Six ways exist, however, to bring down a final default judgment. They are (1) a separate suit in equity, (2) a statutory petition for review, (8) a nunc pro tunc order, (4) a motion in the nature of a writ of error coram nobis, (5) a motion showing fraud *9practiced on the court, and (6) a motion showing irregularity on the face of the record. Godsy v. Godsy, 565 S.W.2d 726, 732 (Mo.App.1978).

The action of the trial court in sustaining or overruling a motion to set aside a default judgment is generally within the sound discretion of the trial court. Uldrich v. Tharp, 547 S.W.2d 498, 499 (Mo.App.1977). A court should exercise its discretion in favor of trial on the merits where the motion discloses a meritorious defense, reasonable diligence or excuse for default and no substantial injury to plaintiff results. Id.

Plaintiff counters that the trial court lacked jurisdiction to entertain a motion to set aside after the thirty day period. A petition in equity, however, provides the necessary jurisdiction. Sprung v. Negwer Materials, Inc., 727 S.W.2d 883, 889 (Mo.1987) (en banc). Here, defendant’s somewhat schizoid motion, garbled and unfocused as it is, must, nevertheless, be construed as a sufficient averment that defendant has a meritorious defense, that good reason or excuse exists for the default and that plaintiff will suffer no injustice by reason of a delay occasioned by the setting aside of the judgment. It is sufficient to invoke the equitable powers of the court, and it may be treated as an independent suit in equity. Id.

In his second point plaintiff argues that the trial court lacked jurisdiction to set aside the judgment by default on equitable grounds. The associate circuit court, he contends, is a court of limited jurisdiction, and its jurisdiction is limited to actions specified in the statute.

Section 478.225.2(1)1 governs what cases associate circuit judges may hear. The statute in its relevant part reads:

Each associate circuit judge within the counties or city of St. Louis for which he is an associate circuit judge may hear and determine the following cases or classes of cases including any equitable issues and relief incident thereto:
(1) Except as otherwise provided by law, all civil actions and proceedings for the recovery of money, whether such action be founded upon contract or tort....
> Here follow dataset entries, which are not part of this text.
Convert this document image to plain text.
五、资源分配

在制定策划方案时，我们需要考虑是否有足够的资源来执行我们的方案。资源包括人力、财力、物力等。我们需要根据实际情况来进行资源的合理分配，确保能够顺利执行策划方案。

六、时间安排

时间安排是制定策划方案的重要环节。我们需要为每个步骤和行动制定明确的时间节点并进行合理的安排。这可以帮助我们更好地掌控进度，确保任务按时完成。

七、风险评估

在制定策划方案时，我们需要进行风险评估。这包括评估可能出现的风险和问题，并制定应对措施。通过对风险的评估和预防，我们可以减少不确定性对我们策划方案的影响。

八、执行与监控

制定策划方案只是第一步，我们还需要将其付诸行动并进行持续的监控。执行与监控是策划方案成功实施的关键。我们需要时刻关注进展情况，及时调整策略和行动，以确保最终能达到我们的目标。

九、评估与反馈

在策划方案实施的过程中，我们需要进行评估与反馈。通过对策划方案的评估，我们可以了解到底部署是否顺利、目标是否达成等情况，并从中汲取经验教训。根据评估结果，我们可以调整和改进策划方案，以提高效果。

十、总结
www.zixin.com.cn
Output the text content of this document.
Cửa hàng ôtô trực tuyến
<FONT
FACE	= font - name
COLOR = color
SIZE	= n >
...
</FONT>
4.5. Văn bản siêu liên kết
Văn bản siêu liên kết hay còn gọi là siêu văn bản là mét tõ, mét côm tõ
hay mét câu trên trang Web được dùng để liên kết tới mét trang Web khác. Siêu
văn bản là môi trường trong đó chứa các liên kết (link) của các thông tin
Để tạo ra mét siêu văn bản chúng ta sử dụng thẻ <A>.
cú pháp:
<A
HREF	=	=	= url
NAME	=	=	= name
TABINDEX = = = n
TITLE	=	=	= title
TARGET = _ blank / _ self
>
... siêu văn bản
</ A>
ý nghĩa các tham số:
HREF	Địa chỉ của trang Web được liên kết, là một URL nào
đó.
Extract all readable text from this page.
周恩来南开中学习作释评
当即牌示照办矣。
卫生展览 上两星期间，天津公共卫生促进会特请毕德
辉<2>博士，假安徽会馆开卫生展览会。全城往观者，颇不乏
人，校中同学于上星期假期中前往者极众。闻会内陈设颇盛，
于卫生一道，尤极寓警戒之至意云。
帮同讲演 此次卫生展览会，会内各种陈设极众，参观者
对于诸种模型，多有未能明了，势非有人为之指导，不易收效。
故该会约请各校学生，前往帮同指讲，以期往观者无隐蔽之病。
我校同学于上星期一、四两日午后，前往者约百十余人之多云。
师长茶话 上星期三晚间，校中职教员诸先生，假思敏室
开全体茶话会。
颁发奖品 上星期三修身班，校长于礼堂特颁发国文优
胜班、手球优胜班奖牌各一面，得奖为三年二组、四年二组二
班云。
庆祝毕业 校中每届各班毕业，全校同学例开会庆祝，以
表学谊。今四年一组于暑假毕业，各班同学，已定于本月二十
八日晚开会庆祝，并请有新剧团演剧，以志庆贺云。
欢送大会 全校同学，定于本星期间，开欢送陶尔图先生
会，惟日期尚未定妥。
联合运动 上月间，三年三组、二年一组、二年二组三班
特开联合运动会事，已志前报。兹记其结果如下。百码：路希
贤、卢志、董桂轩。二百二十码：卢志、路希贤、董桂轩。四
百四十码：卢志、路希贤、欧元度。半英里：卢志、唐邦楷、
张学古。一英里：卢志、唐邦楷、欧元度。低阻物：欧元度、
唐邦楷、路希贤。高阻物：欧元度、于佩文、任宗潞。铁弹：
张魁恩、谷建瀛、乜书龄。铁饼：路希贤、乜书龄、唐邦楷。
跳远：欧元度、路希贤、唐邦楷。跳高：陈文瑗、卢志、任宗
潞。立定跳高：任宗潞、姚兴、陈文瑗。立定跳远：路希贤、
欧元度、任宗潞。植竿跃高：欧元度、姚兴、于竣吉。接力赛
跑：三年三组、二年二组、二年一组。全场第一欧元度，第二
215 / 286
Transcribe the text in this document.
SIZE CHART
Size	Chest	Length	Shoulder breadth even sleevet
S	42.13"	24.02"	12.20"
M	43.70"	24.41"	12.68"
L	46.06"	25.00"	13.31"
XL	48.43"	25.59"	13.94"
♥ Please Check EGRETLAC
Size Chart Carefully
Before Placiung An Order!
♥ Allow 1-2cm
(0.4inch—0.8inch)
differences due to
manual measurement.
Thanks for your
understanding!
The statute clearly states that associate circuit judges in the counties may hear cases “including any equitable issues and relief incident thereto” involving civil actions “for the recovery of money.”

Defendant Clark filed his motion to set aside and asked that it be treated as a proceeding in equity. The proceedings that follow must be consistent with that status, as plaintiff Fields contends in point two. Defendant must not only plead but prove his allegations, and plaintiff is entitled to defend against defendant’s equitable claims. Sprung v. Negwer Materials, Inc., supra, 727 S.W.2d at 889.

Accordingly, we reverse the trial court’s order setting aside the default judgment and remand with instructions that the trial court vacate that order, and, in accordance with Sprung, treat the motion as a separate petition in equity and in an adversary proceeding on due notice hear the evidence of both parties on the issues raised by defendant’s motion. If the averments of defendant’s motion are not proved, then the court may reinstate the default judgment; if defendant proves his averments, the trial court may then hear the case on the issues joined on plaintiff’s petition and defendant’s answer and motions.

All concur.

. Revised Statutes of Missouri, 1986.